In Khazanah’s case, it said, total returns were represented by the growth in the net value of its portfolio or net worth adjusted (NWA) value.
It said the NWA value of the portfolio had grown 3.1x or 207% from RM33.3bil to RM102.1bil between May 2004 and December 2016, which is the period since the start of the revamp of Khazanah and government-linked companies.
This, it said, translated into an annual compounded return of 9.3% per annum over the 13-year period, rather than just the 1% or 2.6% returns as implied by the report.
“Khazanah has a multi-pronged mandate that includes investing for growth and commercial returns – domestically and internationally – while also undertaking developmental and national initiatives. The latter includes the development of regional economic corridors, reforms of the education sector and the restructuring and catalysing of various economic sectors and national companies.
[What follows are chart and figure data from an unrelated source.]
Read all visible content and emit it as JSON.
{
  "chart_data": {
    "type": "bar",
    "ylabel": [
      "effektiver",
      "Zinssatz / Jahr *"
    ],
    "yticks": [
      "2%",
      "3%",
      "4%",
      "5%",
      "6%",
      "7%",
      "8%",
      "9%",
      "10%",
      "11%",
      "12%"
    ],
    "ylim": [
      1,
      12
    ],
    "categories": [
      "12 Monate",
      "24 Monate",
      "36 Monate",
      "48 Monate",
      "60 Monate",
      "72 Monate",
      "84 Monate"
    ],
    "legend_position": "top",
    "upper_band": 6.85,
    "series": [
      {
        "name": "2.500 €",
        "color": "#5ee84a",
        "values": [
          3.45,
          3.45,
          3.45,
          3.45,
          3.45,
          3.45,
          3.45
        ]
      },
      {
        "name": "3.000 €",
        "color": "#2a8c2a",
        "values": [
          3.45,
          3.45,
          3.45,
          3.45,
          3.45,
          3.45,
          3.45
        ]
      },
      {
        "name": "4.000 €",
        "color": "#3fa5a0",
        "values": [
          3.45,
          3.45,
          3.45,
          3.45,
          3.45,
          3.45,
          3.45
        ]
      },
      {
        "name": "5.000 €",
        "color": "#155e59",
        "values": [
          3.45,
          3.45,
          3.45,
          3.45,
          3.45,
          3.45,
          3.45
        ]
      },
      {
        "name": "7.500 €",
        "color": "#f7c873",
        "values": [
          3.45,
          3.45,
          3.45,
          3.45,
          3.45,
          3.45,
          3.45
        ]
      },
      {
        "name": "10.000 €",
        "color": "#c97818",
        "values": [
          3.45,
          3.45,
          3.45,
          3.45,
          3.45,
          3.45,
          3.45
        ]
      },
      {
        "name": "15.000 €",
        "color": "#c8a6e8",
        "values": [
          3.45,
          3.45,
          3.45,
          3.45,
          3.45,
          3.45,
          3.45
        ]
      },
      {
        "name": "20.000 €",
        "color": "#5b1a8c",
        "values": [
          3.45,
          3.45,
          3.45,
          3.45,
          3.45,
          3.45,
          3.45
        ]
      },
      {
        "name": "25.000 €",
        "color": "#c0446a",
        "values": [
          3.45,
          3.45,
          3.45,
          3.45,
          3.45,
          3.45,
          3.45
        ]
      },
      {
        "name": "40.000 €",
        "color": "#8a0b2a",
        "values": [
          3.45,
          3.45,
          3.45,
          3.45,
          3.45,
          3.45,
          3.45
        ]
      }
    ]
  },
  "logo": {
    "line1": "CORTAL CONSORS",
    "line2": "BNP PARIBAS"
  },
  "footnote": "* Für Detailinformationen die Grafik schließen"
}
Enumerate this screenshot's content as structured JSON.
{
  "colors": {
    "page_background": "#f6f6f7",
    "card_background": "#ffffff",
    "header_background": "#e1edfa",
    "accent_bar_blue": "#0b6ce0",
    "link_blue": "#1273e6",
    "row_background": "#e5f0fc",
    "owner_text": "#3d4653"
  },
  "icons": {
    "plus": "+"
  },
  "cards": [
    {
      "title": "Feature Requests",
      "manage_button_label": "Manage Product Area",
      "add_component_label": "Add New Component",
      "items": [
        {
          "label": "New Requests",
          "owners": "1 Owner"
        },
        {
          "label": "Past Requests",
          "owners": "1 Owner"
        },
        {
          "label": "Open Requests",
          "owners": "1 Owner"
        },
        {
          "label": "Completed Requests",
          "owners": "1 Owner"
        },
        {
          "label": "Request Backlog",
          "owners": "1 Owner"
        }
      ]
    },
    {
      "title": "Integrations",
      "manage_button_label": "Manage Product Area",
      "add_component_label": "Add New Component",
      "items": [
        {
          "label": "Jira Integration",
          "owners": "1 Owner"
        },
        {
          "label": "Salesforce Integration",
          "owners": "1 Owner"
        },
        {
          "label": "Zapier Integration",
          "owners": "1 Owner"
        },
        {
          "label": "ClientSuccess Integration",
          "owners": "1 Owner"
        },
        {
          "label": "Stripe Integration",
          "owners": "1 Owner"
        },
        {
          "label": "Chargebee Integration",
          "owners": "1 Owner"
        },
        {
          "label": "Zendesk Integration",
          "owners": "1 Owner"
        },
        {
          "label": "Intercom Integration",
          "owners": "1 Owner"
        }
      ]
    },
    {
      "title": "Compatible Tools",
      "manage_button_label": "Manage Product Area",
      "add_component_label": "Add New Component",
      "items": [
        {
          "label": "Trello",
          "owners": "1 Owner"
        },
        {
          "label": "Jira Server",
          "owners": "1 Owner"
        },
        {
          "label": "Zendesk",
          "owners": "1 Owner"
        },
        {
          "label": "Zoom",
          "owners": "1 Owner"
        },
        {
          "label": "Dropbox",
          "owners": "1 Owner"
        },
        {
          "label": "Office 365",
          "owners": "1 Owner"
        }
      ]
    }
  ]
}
“The range of returns of these initiatives vary widely from low or even negative returns for more developmental activities, to significantly higher returns for our commercial and international operations, averaging at the said 9.3% per annum NWA return,” it said.
The fund added that as its mandate did not involve receiving regular capital injections, and its need to reinvest for growth and national initiatives, the bulk of its returns were primarily channeled into reinvestments rather than to dividends.
“This need for a balanced re-investment strategy for growth, development and dividends is done in consultation and approval of the board of directors and the government,” it said.
The fund added that Khazanah’s audited shareholders funds had grown to RM37.8bil as at Dec 31, 2016 from RM13.2bil as at Dec 31, 2004, an increase of RM24.6bil over the period.
“We hope the above clarifies the conclusions of the articles in respect of Khazanah’s financial and non-financial performance,” it said.
The fund said the news article had given “an inaccurate and ultimately misleading picture” of Khazanah’s financial performance.
“Finally, with regard to Khazanah’s leadership succession as referred to in the articles, we wish to reiterate that Khazanah has a well-established and orderly succession process, approved by our Board of Directors that is in line with good institutional practice,” it said.